As well as providing renewable electricity, solar farms can also generate a range of benefits for local ecosystems and wildlife.
That’s the conclusion reached in a new report from the Solar Trade Association (STA), which says well-designed and well-managed solar farms frequently deliver signifcant benefits for biodiversity and sustainable agriculture across the UK.
It says recent biodiversity audits conducted on solar parks owned by STA members found six times more pollinators than in adjacent fields and notes the renewable sites are often able to provide biodiversity and habitat provision, flood mitigation, carbon storage, soil erosion mitigation and increased pollination rates.
The report highlights a wide number of interventions that can be taken on solar farms and outlines a number of ways in which STA members have already taken action.
It says members have boosted rare species including moths, bats and partridges by cultivating tree-rich hedgerows, increased fruit crop pollination for orchards close to wildflower meadows, encouraged higher plant and animal diversity on sites by providing better drainage and helped support wetland bird species by introducing artificial wetland features.
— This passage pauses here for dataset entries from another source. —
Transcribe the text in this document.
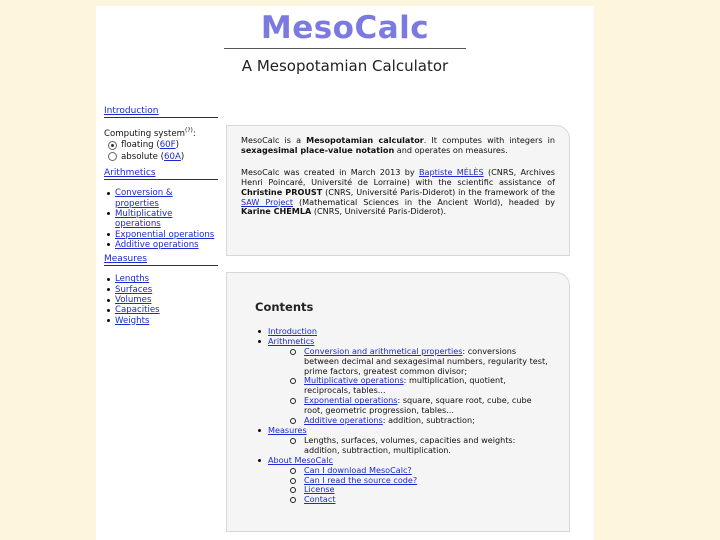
MesoCalc
A Mesopotamian Calculator
Introduction
Computing system(?):
floating ( 60F )
absolute ( 60A )
Arithmetics
Conversion & properties
Multiplicative operations
Exponential operations
Additive operations
Measures
Lengths
Surfaces
Volumes
Capacities
Weights

MesoCalc is a Mesopotamian calculator. It computes with integers in sexagesimal place-value notation and operates on measures.

MesoCalc was created in March 2013 by Baptiste MÉLÈS (CNRS, Archives Henri Poincaré, Université de Lorraine) with the scientific assistance of Christine PROUST (CNRS, Université Paris-Diderot) in the framework of the SAW Project (Mathematical Sciences in the Ancient World), headed by Karine CHEMLA (CNRS, Université Paris-Diderot).

Contents
Introduction
Arithmetics
Conversion and arithmetical properties: conversions between decimal and sexagesimal numbers, regularity test, prime factors, greatest common divisor;
Multiplicative operations: multiplication, quotient, reciprocals, tables...
Exponential operations: square, square root, cube, cube root, geometric progression, tables...
Additive operations: addition, subtraction;
Measures
Lengths, surfaces, volumes, capacities and weights: addition, subtraction, multiplication.
About MesoCalc
Can I download MesoCalc?
Can I read the source code?
License
Contact
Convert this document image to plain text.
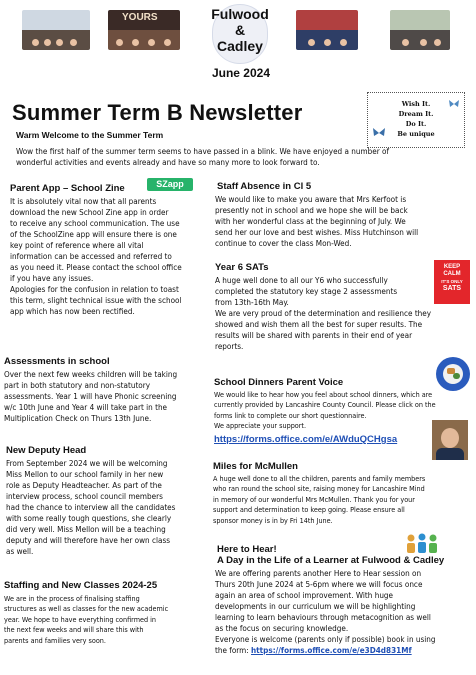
YOURS	Fulwood
&
Cadley
June 2024
Summer Term B Newsletter	Wish It.
Dream It.
Do It.
Be unique
Warm Welcome to the Summer Term
Wow the first half of the summer term seems to have passed in a blink. We have enjoyed a number of
wonderful activities and events already and have so many more to look forward to.
Parent App – School Zine	SZapp
It is absolutely vital now that all parents
download the new School Zine app in order
to receive any school communication. The use
of the SchoolZine app will ensure there is one
key point of reference where all vital
information can be accessed and referred to
as you need it. Please contact the school office
if you have any issues.
Apologies for the confusion in relation to toast
this term, slight technical issue with the school
app which has now been rectified.
Assessments in school
Over the next few weeks children will be taking
part in both statutory and non-statutory
assessments. Year 1 will have Phonic screening
w/c 10th June and Year 4 will take part in the
Multiplication Check on Thurs 13th June.
New Deputy Head
From September 2024 we will be welcoming
Miss Mellon to our school family in her new
role as Deputy Headteacher. As part of the
interview process, school council members
had the chance to interview all the candidates
with some really tough questions, she clearly
did very well. Miss Mellon will be a teaching
deputy and will therefore have her own class
as well.
Staffing and New Classes 2024-25
We are in the process of finalising staffing
structures as well as classes for the new academic
year. We hope to have everything confirmed in
the next few weeks and will share this with
parents and families very soon.
Staff Absence in Cl 5
We would like to make you aware that Mrs Kerfoot is
presently not in school and we hope she will be back
with her wonderful class at the beginning of July. We
send her our love and best wishes. Miss Hutchinson will
continue to cover the class Mon-Wed.
Year 6 SATs	KEEP
CALM
IT'S ONLY
SATS
A huge well done to all our Y6 who successfully
completed the statutory key stage 2 assessments
from 13th-16th May.
We are very proud of the determination and resilience they
showed and wish them all the best for super results. The
results will be shared with parents in their end of year
reports.
School Dinners Parent Voice
We would like to hear how you feel about school dinners, which are
currently provided by Lancashire County Council. Please click on the
forms link to complete our short questionnaire.
We appreciate your support.
https://forms.office.com/e/AWduQCHgsa
Miles for McMullen
A huge well done to all the children, parents and family members
who ran round the school site, raising money for Lancashire Mind
in memory of our wonderful Mrs McMullen. Thank you for your
support and determination to keep going. Please ensure all
sponsor money is in by Fri 14th June.
Here to Hear!
A Day in the Life of a Learner at Fulwood & Cadley
We are offering parents another Here to Hear session on
Thurs 20th June 2024 at 5-6pm where we will focus once
again an area of school improvement. With huge
developments in our curriculum we will be highlighting
learning to learn behaviours through metacognition as well
as the focus on securing knowledge.
Everyone is welcome (parents only if possible) book in using
the form: https://forms.office.com/e/e3D4d831Mf
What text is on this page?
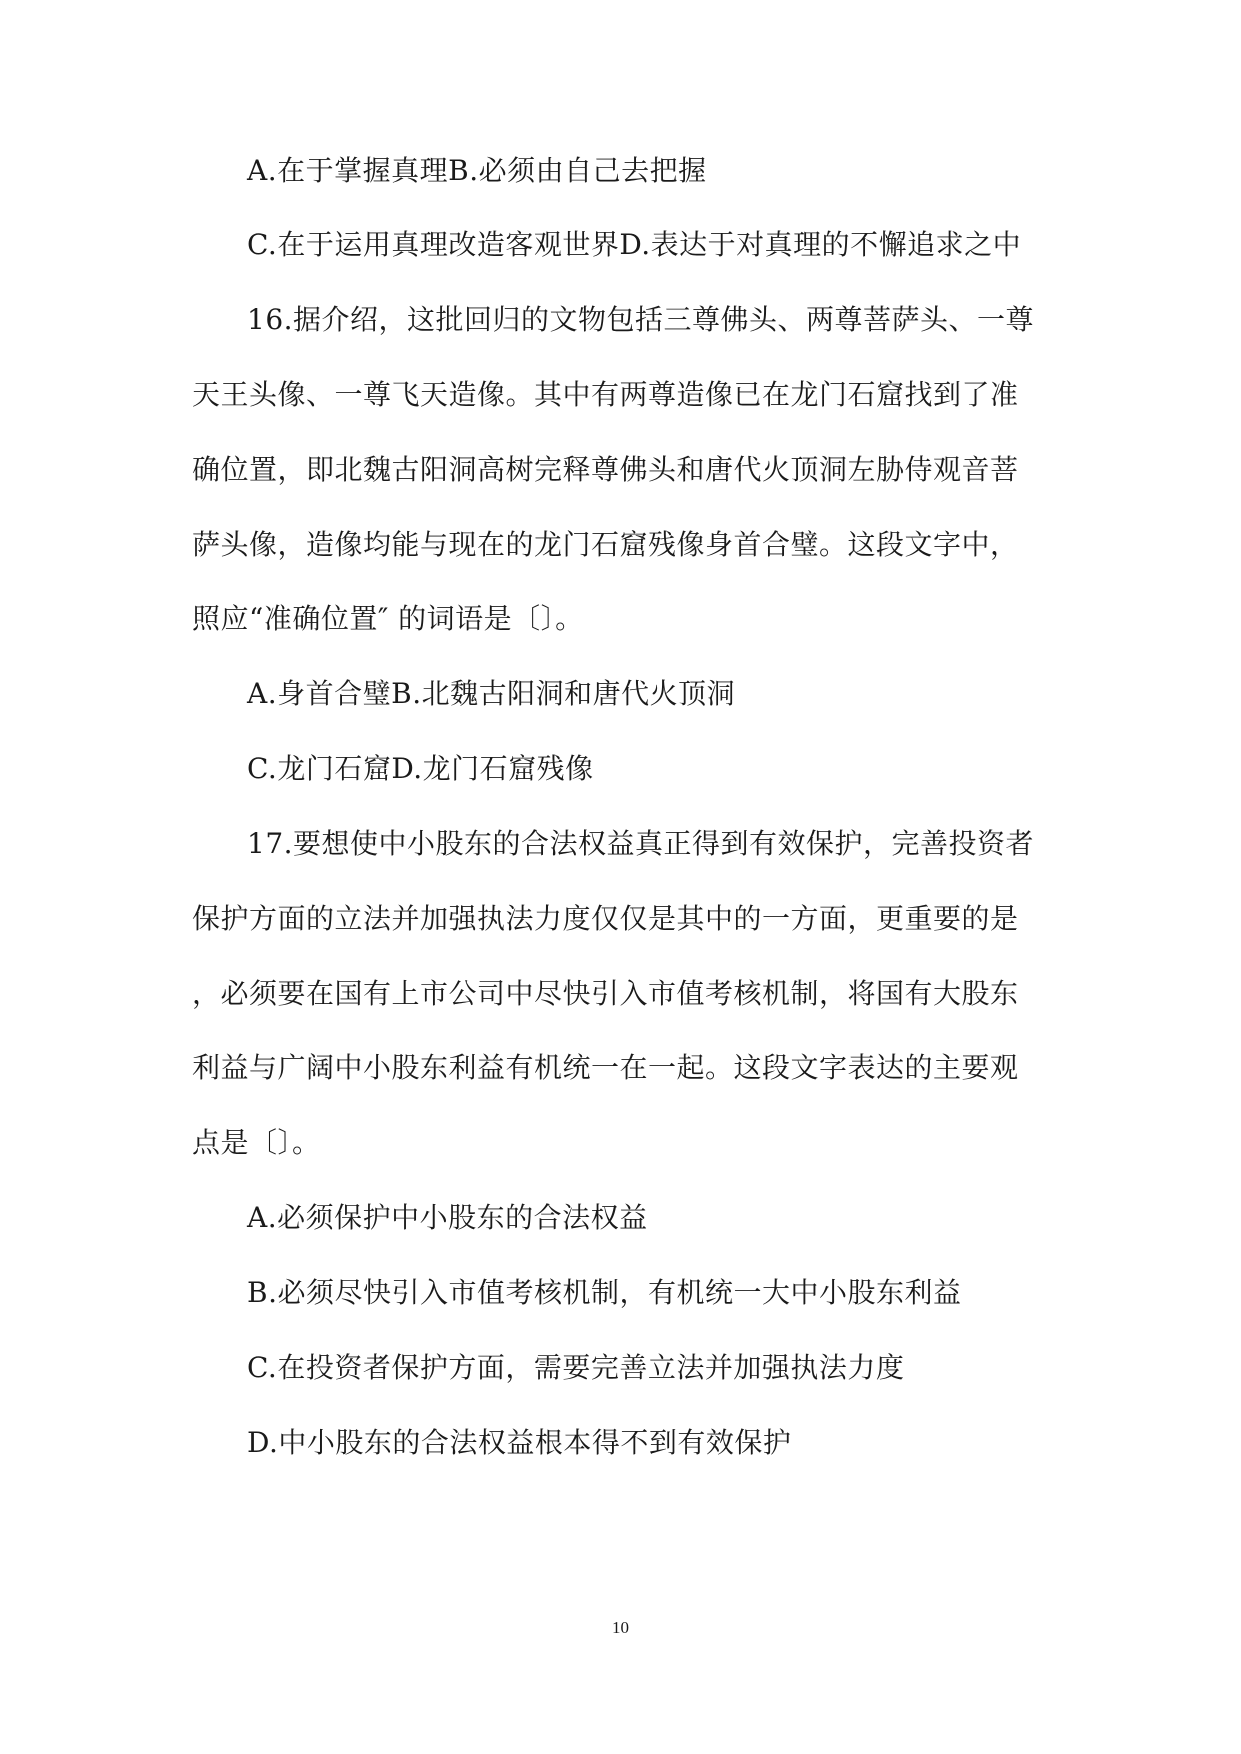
A.在于掌握真理B.必须由自己去把握
C.在于运用真理改造客观世界D.表达于对真理的不懈追求之中
16.据介绍，这批回归的文物包括三尊佛头、两尊菩萨头、一尊
天王头像、一尊飞天造像。其中有两尊造像已在龙门石窟找到了准
确位置，即北魏古阳洞高树完释尊佛头和唐代火顶洞左胁侍观音菩
萨头像，造像均能与现在的龙门石窟残像身首合璧。这段文字中，
照应“准确位置″ 的词语是〔〕。
A.身首合璧B.北魏古阳洞和唐代火顶洞
C.龙门石窟D.龙门石窟残像
17.要想使中小股东的合法权益真正得到有效保护，完善投资者
保护方面的立法并加强执法力度仅仅是其中的一方面，更重要的是
，必须要在国有上市公司中尽快引入市值考核机制，将国有大股东
利益与广阔中小股东利益有机统一在一起。这段文字表达的主要观
点是〔〕。
A.必须保护中小股东的合法权益
B.必须尽快引入市值考核机制，有机统一大中小股东利益
C.在投资者保护方面，需要完善立法并加强执法力度
D.中小股东的合法权益根本得不到有效保护
10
Report Author Nicholas Gall said; “Wildlife and plant species face profound threats today which are compounded by climate change.
“The STA is determined to promote best practice in the development and management of solar parks so that our industry helps to turn around prospects for nature while slashing millions of tonnes of carbon emissions. This report shows that, when real care is taken, solar farms can deliver tremendous benefits for wildlife, pollinators and even sustainable food production.”